Allen also told the inquiry that he took at “face value” Skripal’s claim that he was likely targeted because he knew about the Russian president’s sources of wealth, according to the Guardian.
Skripal, a former official with the Russian military intelligence agency the GRU, had reportedly told UK officials that he had information about Putin’s involvement in illegal activity regarding the disposal of rare metals and embezzlement of funds from aluminium sales.
“It makes sense that if he [Skripal] was working as a senior member of the GRU he would have access to secret information,” Allen said, according to the report.

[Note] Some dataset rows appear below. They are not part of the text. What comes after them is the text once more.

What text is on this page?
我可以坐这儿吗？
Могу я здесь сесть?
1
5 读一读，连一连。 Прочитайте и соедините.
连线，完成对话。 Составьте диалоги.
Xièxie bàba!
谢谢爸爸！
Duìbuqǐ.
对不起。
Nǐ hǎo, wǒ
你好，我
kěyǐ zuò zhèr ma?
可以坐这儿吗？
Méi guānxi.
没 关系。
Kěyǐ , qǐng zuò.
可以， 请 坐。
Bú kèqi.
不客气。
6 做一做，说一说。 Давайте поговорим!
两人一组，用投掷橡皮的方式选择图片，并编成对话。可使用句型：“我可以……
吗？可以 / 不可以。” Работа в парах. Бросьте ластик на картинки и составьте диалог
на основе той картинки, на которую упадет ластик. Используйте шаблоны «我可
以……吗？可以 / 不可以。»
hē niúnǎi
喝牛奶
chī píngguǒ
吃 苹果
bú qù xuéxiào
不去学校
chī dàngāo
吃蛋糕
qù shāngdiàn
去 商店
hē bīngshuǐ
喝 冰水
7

“There have been numerous open-source works which link senior figures in the government, including the president, to control of natural resources, to control of the sources of Russian wealth and suggestions they profited from those,” he added.
Representatives for the Kremlin not immediately respond to a request for comment by Business Insider.
Skripal turned double agent in 1995 when he was recruited by the UK’s Secret Intelligence Service, MI6.
A Moscow military court said that he passed information to MI6 agents between 1995 and December 2004. It sentenced him to 13 years in prison for spying for Britain.
He was released in 2010 as part of a spy exchange between Russia and the US, and was granted asylum in the UK, where he lived in Salisbury under his real name.
His poisoning in 2018 sparked a diplomatic crisis, with the UK and 28 other countries expelling hundreds of Russian diplomats, and Russia responding by expelling British diplomats.
Putin’s wealth has long been the source of rumor, with reports stating that the Russian president owns vast palaces by the Black Sea and in northern Russia, luxury yachts, and expensive foreign properties.